KAYANZA November 29th (ABP) – The Minister in charge of Public Health and the Fight against AIDS, together with senior executives of the Ministry of Public Health, representatives of organizations working in the health sector and both communal and provincial administrative officials, joined the people of Gatara commune in Kayanza province (northern Burundi) to celebrate the world day dedicated to contraception 2018 edition associated this year with that of the population.
This celebration coincided with the official launch of an injection called “Yasana press”, which will help expand the range of contraceptive methods available in Burundi, as well as the privacy and confidentiality of the person, as a result that the woman can do herself a self-injection, a check on the site by ABP has revealed.
Minister Thaddée Ndikumana commended the initiative of both provincial and communal administration for teaching people about contraceptive methods as well as reproductive health, especially for parents and children.
Dr. Ndikumana said that in collaboration with UNFPA and WHO, his ministry will support Kayanza community radio in its health-related broadcasts to enable the people of Kayanza province and other provinces to follow its various programs on human health.With regard to the so-called “Sayana Press” injection, he said that each interested person will have to choose among the various methods that which seems to them easy and important.
For him, it will be an honor for Kayanza province because other radio stations have not chosen reproductive health as an editorial line.
The minister in charge of public health indicated that the issue of overpopulation is a reality in Burundi because, he said, at the national level there are 350 inhabitants per km² and in some communes and provinces, the average density of the population is over 600 inhabitants per km², including the Gatara commune where the average density is estimated at about 1000 hab / km².
In addition, Dr. Ndikumana recalled the challenges of population growth including poverty, famine, deficiency diseases, school dropouts, to name but a few.
To overcome those challenges that may arise when births are not limited, the Minister of Public Health urged administrative officials in general and the citizens to think of family planning in order to reach in 2025 50% of the Burundian citizens who have limited births and those who have adhered to the different methods. According to him, this is part of the Burundian government’s plan to treat pregnant women and children under the age of five free of charge.
In relation to the definition of family planning, Dr. Ndikumana meant that limiting births is preparing the future of the newborn while spacing births with an interval of at least two years. According to him, the Burundian government predicts that in 2025, each couple will have to give birth to a maximum of three children.
However, the Minister of Public Health and the Fight against AIDS called on young girls especially those between 15 and 25 years old to conduct a good behavior so as not to get pregnant while still on the school bench.
Kayanza province governor Anicet Ndayizeye said peace and security are a reality in his province both inside and on the Burundian-Rwandan border.
According to that provincial authority, Kayanza province has about 750,000 inhabitants with a provincial average density of 652 inhabitants per km².
The Gatara commune where the festivities took place counts about 1000 inhabitants on the km², and records annually about one hundred girls leaving the school following the unwanted pregnancies.
He noted that his province has seen an improvement in adherence to contraceptive methods, where contraceptive prevalence was estimated at 19% in 2015 to 42%.
To keep up the momentum, the governor of Kayanza Province promises to raise awareness in addition to teaching because, he said, the high birth rate makes teenagers leave classes in favor of searching for jobs.
He recalled that Kayanza Province has adopted a new strategy to raise awareness about reproductive health by setting up a radio station called “Ubuzima Fm” which, for him, will allow the Kayanza province and the other provinces of the country to talk about reproductive health and its contribution to economic development. He asked the ministry of health to support that radio station once established.
On his part, the UNFPA representative in Burundi Dr. Richmond Tiemoko said that the theme of the day was “family planning is a human right” and that to fulfill this right, the people are called on to benefit from correct information and broadening the range of choice of contraceptive methods while leaving no one behind.
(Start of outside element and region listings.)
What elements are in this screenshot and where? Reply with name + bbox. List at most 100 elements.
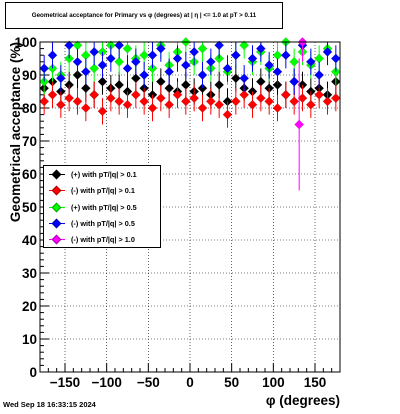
data-point [230,96,241,107]
x-tick-label: −100 [91,375,121,390]
x-tick-label: 50 [224,375,239,390]
legend-marker [51,234,62,245]
data-point [197,70,208,80]
data-point [305,99,316,110]
data-point [289,96,300,107]
series-2 [39,81,341,128]
data-point [314,70,325,80]
data-point [97,106,108,117]
data-point [247,99,258,110]
y-tick-label: 40 [22,233,37,248]
series-5 [294,37,308,191]
data-point [272,50,283,61]
data-point [305,56,316,67]
data-point [239,40,250,51]
data-point [255,76,266,87]
data-point [47,89,58,100]
timestamp: Wed Sep 18 16:33:15 2024 [3,400,96,409]
data-point [97,76,108,87]
data-point [197,103,208,113]
legend-entry: (-) with pT/|q| > 0.5 [44,217,160,231]
y-tick-label: 90 [22,68,37,83]
data-point [272,66,283,77]
data-point [239,89,250,100]
data-point [172,89,183,100]
data-point [64,40,75,51]
data-point [130,89,141,100]
legend-marker [51,202,62,213]
data-point [47,50,58,61]
y-tick-label: 30 [22,266,37,281]
data-point [122,63,133,74]
data-point [89,47,100,57]
data-point [289,56,300,67]
x-axis-title: φ (degrees) [266,393,340,408]
y-tick-label: 80 [22,101,37,116]
x-tick-label: 150 [304,375,327,390]
data-point [189,47,200,57]
data-point [155,43,166,54]
data-point [264,96,275,107]
y-tick-label: 50 [22,200,37,215]
data-point [289,76,300,87]
legend-label: (-) with pT/|q| > 1.0 [71,235,135,245]
data-point [189,93,200,103]
data-point [180,80,191,90]
data-point [80,103,91,113]
data-point [214,40,225,51]
data-point [330,53,341,64]
data-point [214,80,225,90]
data-point [314,89,325,100]
data-point [180,96,191,107]
y-tick-label: 0 [29,365,37,380]
legend-label: (+) with pT/|q| > 0.5 [71,202,137,212]
x-tick-label: 0 [186,375,194,390]
data-point [222,63,233,74]
data-point [64,93,75,103]
data-point [39,63,50,74]
chart-title: Geometrical acceptance for Primary vs φ … [5,2,283,29]
data-point [80,83,91,94]
data-point [89,89,100,100]
data-point [139,70,150,80]
data-point [105,53,116,64]
data-point [72,56,83,67]
data-point [155,93,166,103]
data-point [294,119,305,130]
data-point [255,43,266,54]
data-point [164,66,175,77]
data-point [205,56,216,67]
legend: (+) with pT/|q| > 0.1 (-) with pT/|q| > 0… [43,165,161,248]
data-point [55,99,66,110]
data-point [172,53,183,64]
y-axis-title: Geometrical acceptance (%) [8,42,23,222]
data-point [122,99,133,110]
y-tick-label: 100 [14,35,37,50]
data-point [147,50,158,61]
legend-label: (-) with pT/|q| > 0.1 [71,186,135,196]
y-tick-label: 20 [22,299,37,314]
data-point [139,96,150,107]
legend-label: (+) with pT/|q| > 0.1 [71,170,137,179]
data-point [255,93,266,103]
data-point [139,50,150,61]
x-tick-label: −50 [137,375,160,390]
x-tick-label: −150 [50,375,80,390]
x-tick-label: 100 [262,375,285,390]
y-tick-label: 70 [22,134,37,149]
data-point [180,60,191,70]
data-point [80,50,91,61]
legend-marker [51,169,62,180]
data-point [147,103,158,113]
data-point [197,43,208,54]
data-point [114,40,125,51]
data-point [130,56,141,67]
legend-marker [51,185,62,196]
plot-frame [39,41,341,373]
legend-entry: (-) with pT/|q| > 0.1 [44,184,160,198]
data-point [97,60,108,70]
data-point [230,73,241,84]
data-point [214,99,225,110]
data-point [39,96,50,107]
Dr. Tiemoko recalled that parents have a basic human right to freely and responsibly determine the number and spacing of their children.
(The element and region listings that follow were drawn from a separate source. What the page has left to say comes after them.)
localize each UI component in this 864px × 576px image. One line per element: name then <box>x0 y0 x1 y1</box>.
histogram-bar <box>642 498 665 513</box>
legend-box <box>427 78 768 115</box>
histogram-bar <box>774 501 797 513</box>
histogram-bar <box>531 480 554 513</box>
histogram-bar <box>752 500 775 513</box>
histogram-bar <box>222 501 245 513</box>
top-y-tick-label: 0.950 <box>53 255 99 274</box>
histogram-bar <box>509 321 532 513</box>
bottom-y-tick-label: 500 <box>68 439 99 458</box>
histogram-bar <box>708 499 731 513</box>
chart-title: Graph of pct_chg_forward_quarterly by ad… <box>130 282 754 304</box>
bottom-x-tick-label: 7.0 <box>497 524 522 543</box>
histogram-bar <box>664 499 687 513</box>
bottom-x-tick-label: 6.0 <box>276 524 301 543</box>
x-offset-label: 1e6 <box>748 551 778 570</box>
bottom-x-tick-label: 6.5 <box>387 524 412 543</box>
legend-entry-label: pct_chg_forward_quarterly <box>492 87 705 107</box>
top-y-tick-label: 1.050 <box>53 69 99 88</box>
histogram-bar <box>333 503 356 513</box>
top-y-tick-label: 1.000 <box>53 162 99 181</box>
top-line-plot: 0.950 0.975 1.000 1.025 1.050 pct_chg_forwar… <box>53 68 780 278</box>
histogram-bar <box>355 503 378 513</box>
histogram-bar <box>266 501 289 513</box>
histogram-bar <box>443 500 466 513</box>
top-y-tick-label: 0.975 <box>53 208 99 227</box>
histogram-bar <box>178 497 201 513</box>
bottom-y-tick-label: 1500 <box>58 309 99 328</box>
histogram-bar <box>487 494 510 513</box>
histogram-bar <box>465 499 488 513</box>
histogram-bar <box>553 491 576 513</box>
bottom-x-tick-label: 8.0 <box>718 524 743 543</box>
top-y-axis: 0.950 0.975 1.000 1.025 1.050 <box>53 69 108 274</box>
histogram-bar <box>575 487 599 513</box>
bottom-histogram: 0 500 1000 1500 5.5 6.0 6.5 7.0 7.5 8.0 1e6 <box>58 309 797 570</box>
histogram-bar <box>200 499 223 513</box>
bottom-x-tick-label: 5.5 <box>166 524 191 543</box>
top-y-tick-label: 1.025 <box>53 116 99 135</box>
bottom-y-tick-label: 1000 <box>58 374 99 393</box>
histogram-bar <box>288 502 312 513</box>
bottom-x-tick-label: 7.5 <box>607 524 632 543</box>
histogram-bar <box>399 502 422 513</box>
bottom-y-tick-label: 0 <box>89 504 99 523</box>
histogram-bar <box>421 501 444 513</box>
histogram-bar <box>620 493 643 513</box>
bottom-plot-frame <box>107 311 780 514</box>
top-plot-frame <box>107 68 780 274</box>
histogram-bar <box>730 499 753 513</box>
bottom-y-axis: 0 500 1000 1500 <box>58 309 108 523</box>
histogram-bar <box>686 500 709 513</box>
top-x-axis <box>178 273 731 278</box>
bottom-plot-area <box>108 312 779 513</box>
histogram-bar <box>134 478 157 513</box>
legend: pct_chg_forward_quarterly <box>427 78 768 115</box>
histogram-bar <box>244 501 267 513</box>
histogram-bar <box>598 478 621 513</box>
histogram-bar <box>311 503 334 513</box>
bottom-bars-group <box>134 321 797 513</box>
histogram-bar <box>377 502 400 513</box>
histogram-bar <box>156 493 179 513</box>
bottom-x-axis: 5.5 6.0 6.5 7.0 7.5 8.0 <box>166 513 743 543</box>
Thus, he concluded, family planning is a human right for couples, not a control of the people.
Regarding demographic and health surveys conducted in Burundi, he reported that almost one in three women in union (30%) has unmet needs in family planning with 14% to limit births and 16% to space them.
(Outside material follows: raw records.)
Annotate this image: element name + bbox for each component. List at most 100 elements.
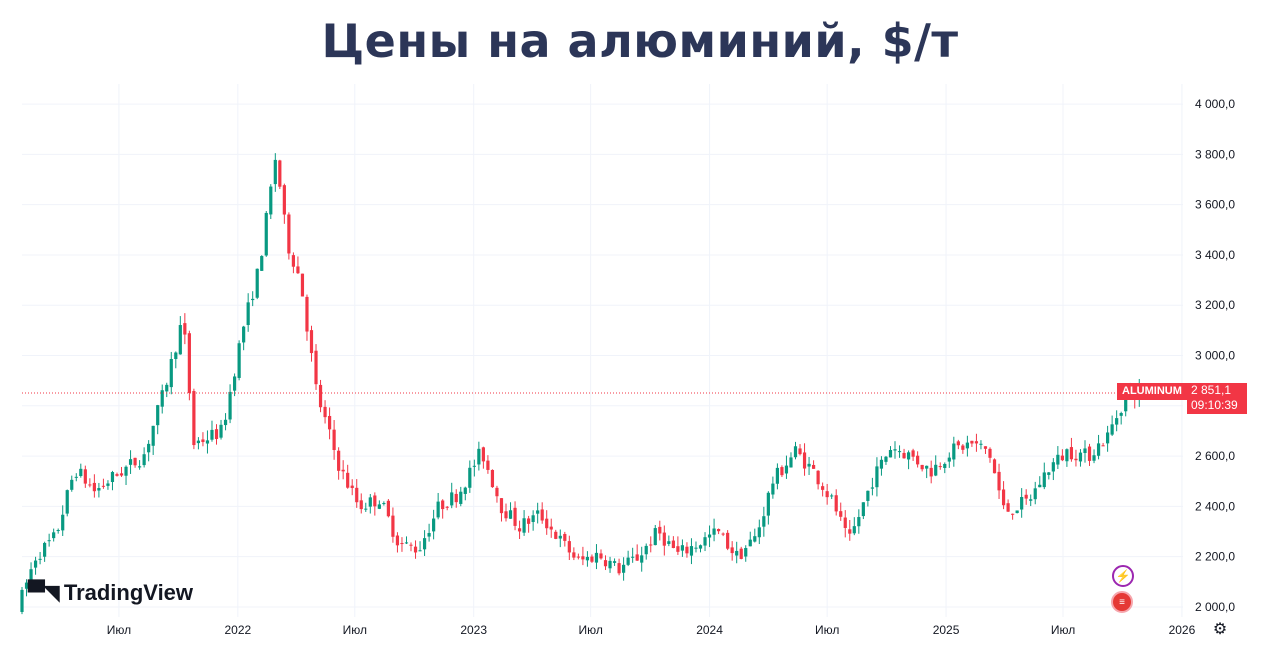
- y-tick-label: 2 400,0: [1195, 499, 1235, 513]
- candle-body: [196, 440, 201, 444]
- candle-body: [825, 491, 829, 498]
- x-tick-label: Июл: [578, 623, 602, 637]
- candle-body: [1060, 455, 1064, 461]
- candle-body: [1033, 488, 1037, 500]
- candle-body: [264, 212, 268, 256]
- candle-body: [992, 459, 997, 474]
- candle-body: [165, 384, 169, 392]
- candle-body: [508, 510, 513, 519]
- candle-body: [219, 424, 223, 438]
- candle-body: [237, 343, 241, 378]
- candle-body: [649, 544, 653, 546]
- x-tick-label: 2022: [224, 623, 251, 637]
- candle-body: [391, 515, 395, 537]
- candle-body: [698, 545, 703, 549]
- candle-body: [662, 532, 666, 546]
- candle-body: [382, 503, 386, 505]
- chart-grid: [22, 84, 1183, 617]
- candle-body: [377, 504, 381, 509]
- candle-body: [789, 457, 793, 468]
- candle-body: [631, 556, 635, 558]
- candle-body: [296, 266, 300, 274]
- tradingview-logo-icon: ▀◥: [28, 580, 60, 606]
- us-flag-icon[interactable]: ≡: [1111, 591, 1133, 613]
- candle-body: [947, 457, 951, 462]
- candle-body: [558, 535, 562, 539]
- candle-body: [884, 456, 888, 462]
- candle-body: [716, 529, 721, 532]
- candle-body: [563, 533, 567, 541]
- candle-body: [404, 542, 409, 544]
- candle-body: [1106, 432, 1110, 444]
- candle-body: [1074, 458, 1078, 461]
- candle-body: [133, 457, 137, 466]
- candle-body: [870, 487, 874, 489]
- last-price-tag: 2 851,1 09:10:39: [1187, 383, 1247, 414]
- candle-body: [929, 467, 933, 477]
- candle-body: [468, 467, 472, 488]
- candle-body: [943, 463, 947, 468]
- candle-body: [309, 330, 314, 354]
- candle-body: [802, 452, 807, 469]
- candle-body: [350, 485, 354, 489]
- candle-series: [20, 153, 1141, 615]
- candle-body: [816, 470, 820, 485]
- candle-body: [318, 384, 323, 408]
- candle-body: [187, 333, 191, 393]
- candle-body: [513, 507, 517, 526]
- candle-body: [807, 463, 811, 467]
- y-tick-label: 3 800,0: [1195, 147, 1235, 161]
- candle-body: [368, 497, 372, 507]
- candle-body: [228, 391, 232, 420]
- candle-body: [92, 482, 96, 492]
- candle-body: [1096, 443, 1101, 456]
- candle-body: [934, 464, 938, 476]
- candle-body: [603, 560, 608, 567]
- candle-body: [762, 516, 766, 527]
- candle-body: [911, 450, 915, 457]
- candle-body: [1011, 513, 1015, 515]
- candle-body: [291, 255, 296, 267]
- candle-body: [839, 511, 843, 517]
- candle-body: [1038, 484, 1042, 488]
- candle-body: [676, 546, 680, 552]
- candle-body: [65, 490, 69, 514]
- candle-body: [1056, 454, 1060, 465]
- candle-body: [88, 484, 92, 486]
- candle-body: [988, 448, 992, 458]
- candle-body: [110, 472, 115, 483]
- candle-body: [269, 186, 273, 215]
- candle-body: [1124, 394, 1128, 412]
- candle-body: [612, 561, 617, 563]
- candle-body: [359, 500, 363, 510]
- candle-body: [445, 506, 449, 508]
- candle-body: [545, 518, 549, 529]
- candle-body: [341, 469, 345, 472]
- candle-body: [848, 529, 852, 534]
- candle-body: [413, 546, 418, 553]
- lightning-icon[interactable]: ⚡: [1112, 565, 1134, 587]
- candle-body: [490, 469, 495, 488]
- candle-body: [726, 532, 730, 549]
- gear-icon[interactable]: ⚙: [1212, 621, 1228, 638]
- candle-body: [888, 449, 893, 458]
- candle-body: [1001, 489, 1006, 506]
- tradingview-logo[interactable]: ▀◥ TradingView: [28, 580, 193, 606]
- candle-body: [106, 483, 110, 486]
- candle-body: [653, 528, 657, 546]
- candle-body: [305, 296, 309, 332]
- candle-body: [355, 487, 359, 503]
- candle-body: [852, 526, 856, 534]
- x-tick-label: Июл: [815, 623, 839, 637]
- candle-body: [486, 460, 490, 470]
- candle-body: [156, 405, 160, 426]
- candle-body: [572, 552, 576, 558]
- candle-body: [1078, 452, 1083, 462]
- candle-body: [685, 546, 689, 554]
- candle-body: [780, 467, 784, 476]
- x-tick-label: Июл: [107, 623, 131, 637]
- candle-body: [522, 518, 526, 533]
- y-tick-label: 3 400,0: [1195, 248, 1235, 262]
The UNFPA representative in Burundi said that family planning allows women to continue their education, to seek and get better jobs and to contribute more to the well-being of their families, their nation and global prosperity.
In the same way, he pointed out that as a woman becomes financially well off, her children receive a better education and the benefits are good for future generations.
Dr. Tiemoko said that Sayana Press will help expand the range of contraceptive methods available in Burundi, the privacy and confidentiality of the person because the woman can make a self-injection.
He pledged that UNFPA, together with its partners, will have to join forces to help achieve the 2025 vision goals of “lowering the population growth rate from 2.4% to 2% in 2025 “.
According to him, this will only be possible if the use of family planning reaches at least 50%. His organization is committed to strengthening support for Burundi’s initiatives to eliminate maternal deaths, unmet needs for family planning and sexual and gender-based violence.